Mungkin kalau hal ini tetap dibiarkan Indonesia akan kehilangan masa depan
nya, kehilangan masa-masa terpenting disaat Negara-negara lain sedang bersaing ketat dalam mempertandingkan Ilmu pengetahuan dan Teknologi, Apakah kita puas dengan julukan Negara berkembang? Tidak inginkah berganti menjadi Negara maju? Apa yang harus kita lakukan? Peliharalah anak-anak bangsa, tunas-tunas bangsa, harapan-harapan bangsa. Kita rebut kembali kedudukan Indonesia sebelumnya, dimana para mahasiswa Malaysia
berbondong-bondong menuntut ilmu di Indonesia. Apa yang kita lihat sekarang? Mahasiswa dari Indonesia yang berbondong-bondong menuntut ilmu di Malaysia, bahkan hampir sebagian besar rakyat Indonesia mengadu nasib disana. Tidakkah kalian ketahui banyak masyarakat kita yang diperbudak mereka?.

Tidak dapat dipungkiri Indonesia saat ini tertinggal cukup jauh dari mereka, dari Negara-negara yang sebelumnya berkedudukan dibawah Indonesia. Untuk membangun Negara yang kuat tentunya harus memiliki pondasi yang kokoh agar tidak mudah rubuh diterpa angin kencang. Apa pondasi itu? Apakah kekayaan alam? Apakah hanya cukup dengan perangkat Negara?. Hal yang paling diutamakan untuk menguatkan pondasi kenegaraan adalah anak-anak generasi bangsa selanjutnya. Anak-anak yang sehat jasmani, sehat rohani, bersih, cerdas, memiliki potensi-potensi khusus, berjiwa pancasila. Apakah anak bangsa yang dimaksud adalah mereka yang meminta-meminta disepanjang jalan perkotaan? Tidakkah kita malu terhadap turis-turis asing yang sedang berkunjung? Adakah rasa kepedulian kita? Tindakan yang paling diutamakan adalah membasmi perusak-perusak tunas bangsa, mereka yang memanfaatkan anak dibawah umur menerima tanggung jawab yang tidak layak mereka berikan, mereka yang merusak mental-mental tunas bangsa, mereka yang merampas hak-hak tunas-runas bangsa, mereka yang menganiaya tunas-tunas bangsa, mereka yang merusak pondasi-pondasi Negara kita.
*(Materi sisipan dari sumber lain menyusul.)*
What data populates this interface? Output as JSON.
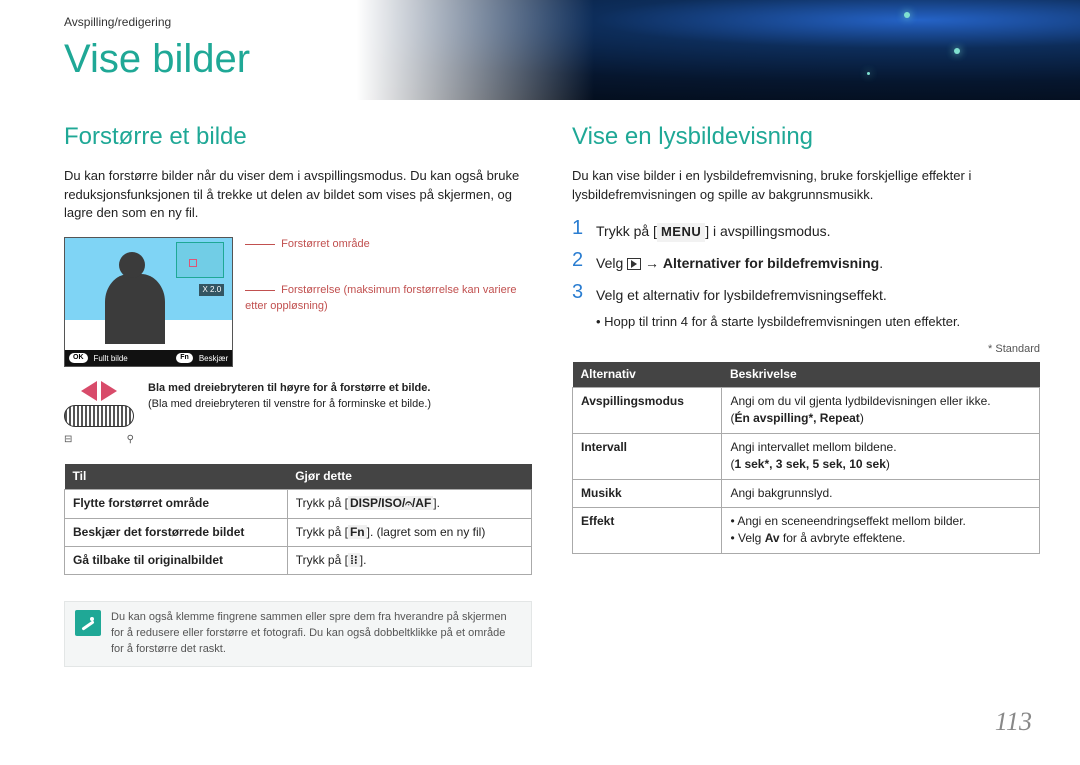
{
  "breadcrumb": "Avspilling/redigering",
  "page_title": "Vise bilder",
  "left": {
    "section_title": "Forstørre et bilde",
    "intro": "Du kan forstørre bilder når du viser dem i avspillingsmodus. Du kan også bruke reduksjonsfunksjonen til å trekke ut delen av bildet som vises på skjermen, og lagre den som en ny fil.",
    "callout1": "Forstørret område",
    "callout2": "Forstørrelse (maksimum forstørrelse kan variere etter oppløsning)",
    "zoom_label": "X 2.0",
    "footer_ok": "OK",
    "footer_full": "Fullt bilde",
    "footer_fn": "Fn",
    "footer_crop": "Beskjær",
    "scroll_bold": "Bla med dreiebryteren til høyre for å forstørre et bilde.",
    "scroll_plain": "(Bla med dreiebryteren til venstre for å forminske et bilde.)",
    "wheel_minus": "⊟",
    "wheel_plus": "⚲",
    "table": {
      "head_to": "Til",
      "head_do": "Gjør dette",
      "rows": [
        {
          "to": "Flytte forstørret område",
          "do_pre": "Trykk på [",
          "do_keys": "DISP/ISO/𝄐/AF",
          "do_post": "]."
        },
        {
          "to": "Beskjær det forstørrede bildet",
          "do_pre": "Trykk på [",
          "do_keys": "Fn",
          "do_post": "]. (lagret som en ny fil)"
        },
        {
          "to": "Gå tilbake til originalbildet",
          "do_pre": "Trykk på [",
          "do_keys": "⁞⁝",
          "do_post": "]."
        }
      ]
    },
    "note": "Du kan også klemme fingrene sammen eller spre dem fra hverandre på skjermen for å redusere eller forstørre et fotografi. Du kan også dobbeltklikke på et område for å forstørre det raskt."
  },
  "right": {
    "section_title": "Vise en lysbildevisning",
    "intro": "Du kan vise bilder i en lysbildefremvisning, bruke forskjellige effekter i lysbildefremvisningen og spille av bakgrunnsmusikk.",
    "step1_pre": "Trykk på [",
    "step1_key": "MENU",
    "step1_post": "] i avspillingsmodus.",
    "step2_pre": "Velg ",
    "step2_post": " → ",
    "step2_bold": "Alternativer for bildefremvisning",
    "step2_end": ".",
    "step3": "Velg et alternativ for lysbildefremvisningseffekt.",
    "step3_bullet": "Hopp til trinn 4 for å starte lysbildefremvisningen uten effekter.",
    "footnote": "* Standard",
    "table": {
      "head_opt": "Alternativ",
      "head_desc": "Beskrivelse",
      "rows": [
        {
          "opt": "Avspillingsmodus",
          "desc_line1": "Angi om du vil gjenta lydbildevisningen eller ikke.",
          "desc_line2_pre": "(",
          "desc_line2_bold": "Én avspilling*, Repeat",
          "desc_line2_post": ")"
        },
        {
          "opt": "Intervall",
          "desc_line1": "Angi intervallet mellom bildene.",
          "desc_line2_pre": "(",
          "desc_line2_bold": "1 sek*, 3 sek, 5 sek, 10 sek",
          "desc_line2_post": ")"
        },
        {
          "opt": "Musikk",
          "desc_line1": "Angi bakgrunnslyd.",
          "desc_line2_pre": "",
          "desc_line2_bold": "",
          "desc_line2_post": ""
        },
        {
          "opt": "Effekt",
          "desc_bullet1": "Angi en sceneendringseffekt mellom bilder.",
          "desc_bullet2_pre": "Velg ",
          "desc_bullet2_bold": "Av",
          "desc_bullet2_post": " for å avbryte effektene."
        }
      ]
    }
  },
  "page_number": "113"
}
Apa harapan kita terhadap pemimpin-pemimpin bangsa yang baru terpilih? Kita mengharapkan peran mereka terhadap pemenuhan hak-hak anak, semua anak-anak bangsa diseluruh nusantara Indonesia, mengatasi pelanggaran hak-hak anak, dan senantisa memerdekakan seluruk anak-anak, tunas-tunas bangsa di Indonesia. Jangan biarkan generasi-generasi penerus bangsa kita hilang,jangan biarkan pondasi-pondasi Negara kita rubuh. Jangan biarkan seseorang merampas hak-hak mereka, jangan biarkan seseorang merusak mental mereka, jangan biarkan seseorang menganiaya mereka, jangan biarkan seseorang mengotori jiwa mereka, jangan biarkan seseorang memperbudak mereka. Jangan biarkan seseorang menorehkan luka pada diri mereka, jangan biarkan wajah ceria dan lucu mereka berubah menjadi murung dan frustasi.
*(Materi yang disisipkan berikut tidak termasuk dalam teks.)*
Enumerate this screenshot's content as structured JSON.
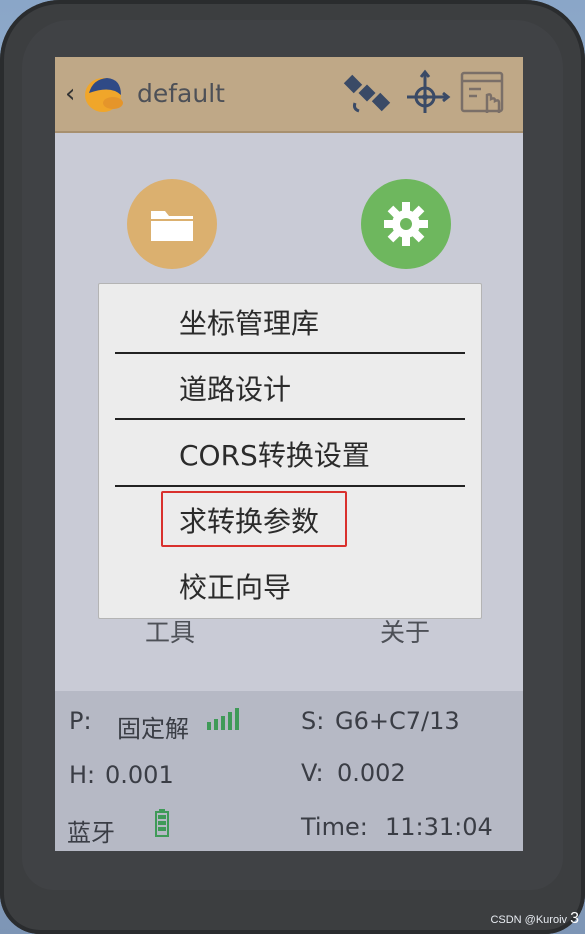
{
  "appbar": {
    "title": "default",
    "icons": [
      "back-chevron-icon",
      "user-avatar-icon",
      "satellite-icon",
      "crosshair-icon",
      "device-window-icon"
    ]
  },
  "main": {
    "folder_icon": "folder-icon",
    "settings_icon": "gear-icon",
    "tools_label": "工具",
    "about_label": "关于"
  },
  "menu": {
    "items": [
      {
        "label": "坐标管理库"
      },
      {
        "label": "道路设计"
      },
      {
        "label": "CORS转换设置"
      },
      {
        "label": "求转换参数"
      },
      {
        "label": "校正向导"
      }
    ],
    "highlighted_index": 3,
    "highlight_color": "#d9302d"
  },
  "status": {
    "p_label": "P:",
    "p_value": "固定解",
    "s_label": "S:",
    "s_value": "G6+C7/13",
    "h_label": "H:",
    "h_value": "0.001",
    "v_label": "V:",
    "v_value": "0.002",
    "connection": "蓝牙",
    "time_label": "Time:",
    "time_value": "11:31:04"
  },
  "colors": {
    "appbar": "#bfa887",
    "folder": "#dbb06f",
    "settings": "#6eb75e",
    "signal": "#3f9a58"
  },
  "watermark": "CSDN @Kuroiv",
  "corner_digit": "3"
}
Kinerja maksimal pemerintah dan partisipasi masyarakat sangat dibutuhkan untuk memberantas orang yang ingin memperbudak tunas-tunas bangsa kita. Mari kita rasakan kehadiran mereka, kehadiran yang bermakna, melengkapi kebahagiaan kemerdekaan yang sudah mencapai 64 tahun. Biarkan mereka menghirup kesejukan kemerdekaan, biarkan mereka bercita-cita setinggi bintang dilangit dan seluas alam jagad raya, agar pondasi Negara kita semakin kokoh.